Mise-en-Scene
Literally translated as 'staging in action', it originated in thatre and is used in film to refer to everything that goes into the composition of a shot-framing, movement of the camera and characters, lighting, set design, the visual environment and sound.
Representation
Representation is how media products construct and present the content contained in their narratives. This representation may be of individuals (such as celebrities or those society becomes interested in); different groups in society (such as gender, age, national and regional identity)' social issues (such as housing, the treatment of refugees); ideas and values (such as democracy, marriage) etc.
Media products have the power to shape not only audience awareness of these things but their knowledge and understanding of them. This makes media institutions and their products very powerful in terms of influencing society's ideas and attitudes.
Hegemony
Newspapers have a vested interest in representing events, groups, and individuals in a manner that supports, sustains and nurtures the status quo and continued hegemony of which they and their owners are a key part.
We live in a society and culture where there are power structures. According to Gramsci's theory of hegemony, these systems of power cannot be maintained by force alone. People have to do things willingly and happily, in their everyday lives that keep these powerful individuals and groups on top. Coercian alone does not work. If the government threatened to put to execute all those who did not hang the national flag from their homes, that government would be overthrown.
However, particularly at the time of football or other major sports tournaments, many British citizens hang flags from their homes and from their cars willingly and happily. Such behaviour helps the ruling government remain in power by sustaining ideas of popular nationalism.
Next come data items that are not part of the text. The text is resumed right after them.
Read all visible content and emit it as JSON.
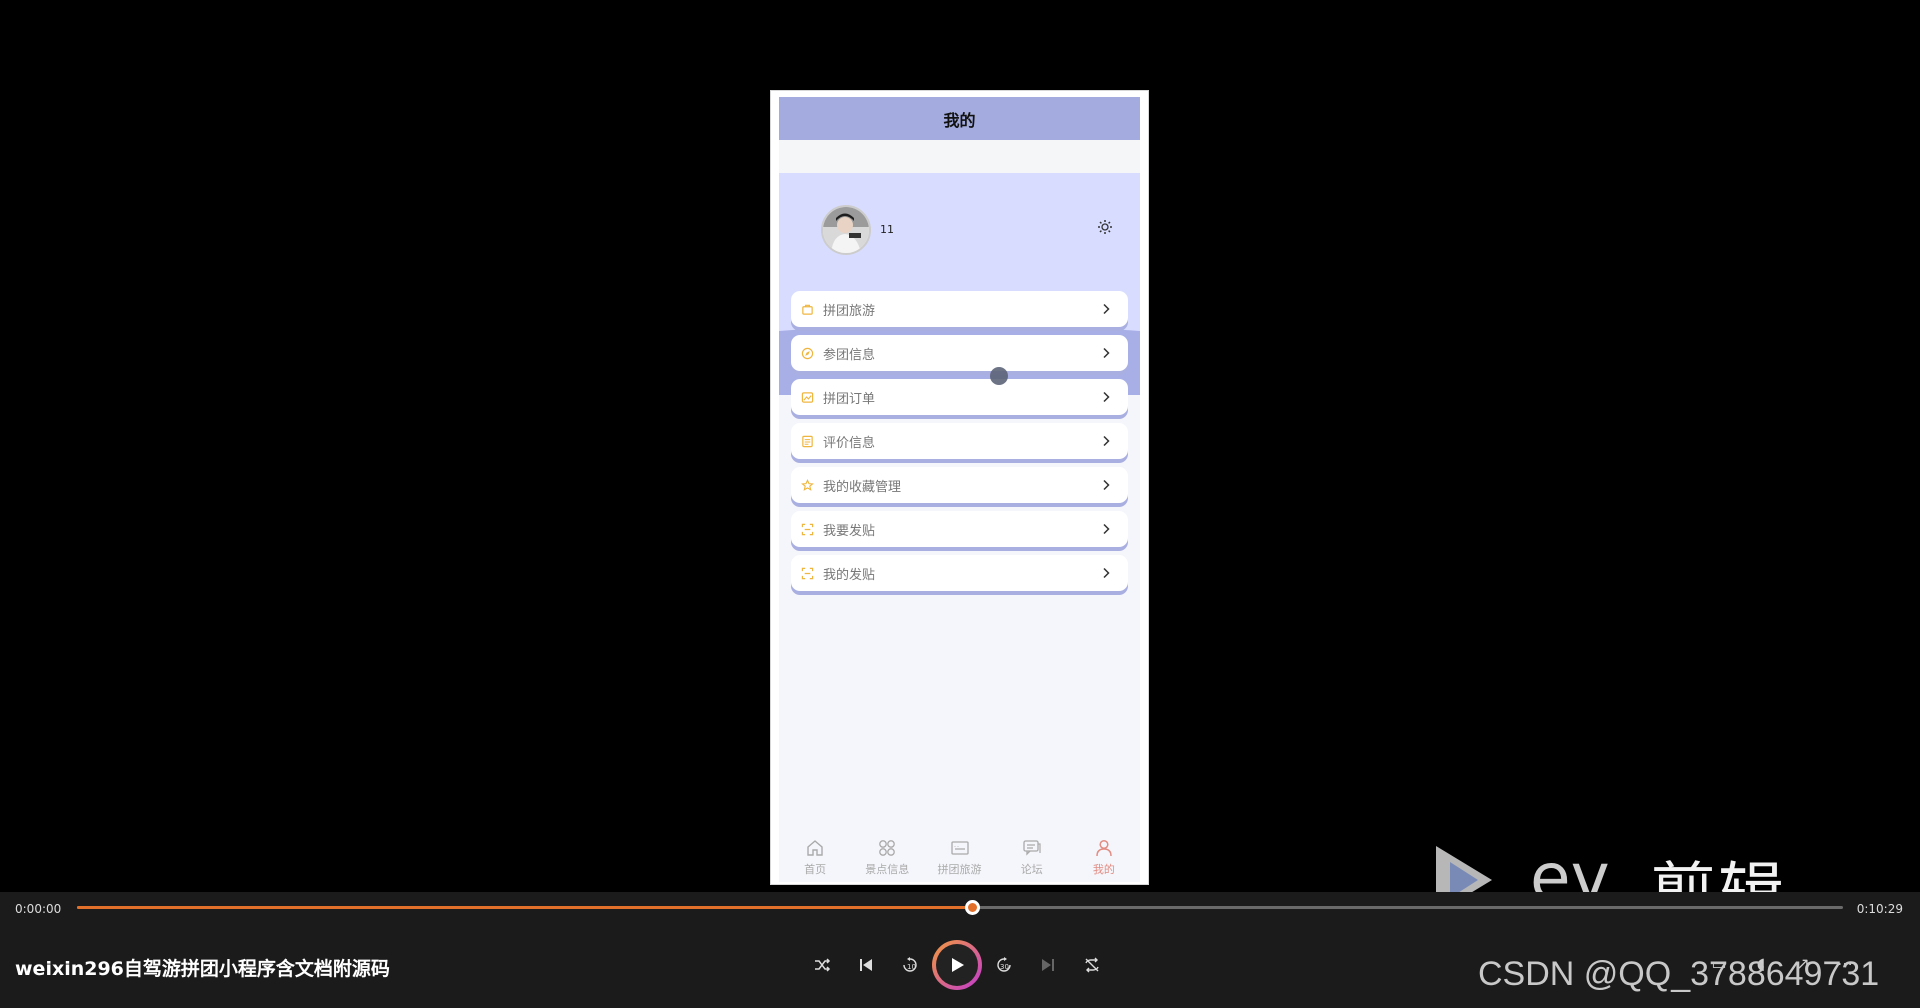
{
  "phone": {
    "nav_title": "我的",
    "username": "11",
    "settings_icon": "gear-icon",
    "menu": [
      {
        "label": "拼团旅游",
        "icon": "bag-icon"
      },
      {
        "label": "参团信息",
        "icon": "compass-icon"
      },
      {
        "label": "拼团订单",
        "icon": "image-icon"
      },
      {
        "label": "评价信息",
        "icon": "list-icon"
      },
      {
        "label": "我的收藏管理",
        "icon": "star-icon"
      },
      {
        "label": "我要发贴",
        "icon": "scan-icon"
      },
      {
        "label": "我的发贴",
        "icon": "scan-icon"
      }
    ],
    "tabs": [
      {
        "label": "首页",
        "icon": "home-icon"
      },
      {
        "label": "景点信息",
        "icon": "grid-icon"
      },
      {
        "label": "拼团旅游",
        "icon": "ticket-icon"
      },
      {
        "label": "论坛",
        "icon": "chat-icon"
      },
      {
        "label": "我的",
        "icon": "user-icon"
      }
    ],
    "active_tab": 4
  },
  "player": {
    "time_current": "0:00:00",
    "time_total": "0:10:29",
    "progress": 0.507,
    "title": "weixin296自驾游拼团小程序含文档附源码",
    "accent": "#e2702b"
  },
  "watermark": {
    "ev_text": "剪辑",
    "csdn_text": "CSDN @QQ_3788649731"
  }
}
Reception Theory [Stuart Hall]
Hall's work covers issues of hegemony and cultural effects, taking on post-Gramsci stance. He regards language as operating within a framework of power relationships.
The encoding of a message is the production of the message - the creation of the media product. Hall held that all theoretical models demonstrate that any media product. Hall held that all theoretical models demonstrate that any media product is a system of coded meanings (signs). To create that, the message producers need to understand how the world is seen by the intended audience.
In the process of encoding, the producer-sender uses signs - images, text, sound, video - as symbols they believe the audience-receiver will understand. How a message will be encoded partially depends on the purpose of the message.
Cultural theorist Stuart Hall is one of the main proponents of Reception Theory.
This approach to textual analysis focuses on the scope for 'negotiation' and 'opposition' on the part of the audience.
This means that a text is not simply passively accepted by the audience, but that audience interprets the meanings of the text based on their individual cultural background and life experiences.
In essence, the meaning of a text is not inherent within the text itself, but is created within the relationship between the text and the reader.
David Morley [1992] says that "creators of media content have a preferred reading that they would like the audience to take out of the text. However, the audience might reject it, or negotiate some compromise interpretation between what they think and what the text is saying, or contest what the text says with some alternative interpretation".
The Italian Job Clip
Self Preservation Society song begins as the scene with the three minis begins. Song continues and swells as each Mini tries to get up the ramp during the highway scene. Once they start unloading the gold the chorus is repeated to the audience, almost in a triumphant-like fashion. During this scene, the use of cross-cutting and parallel editing is incorporated in order to create a sense of drama and urgency.
In the prison, the camera stays facing Mr Bridger as he makes his way down the aisle and stairs down to the table of food. The prison inmates crowd the sides of the stairs and fill the tables below, the inmates chant Bridger down. The sychronized chanting of the inmates to Bridger creates a diegetic sound for the following scene.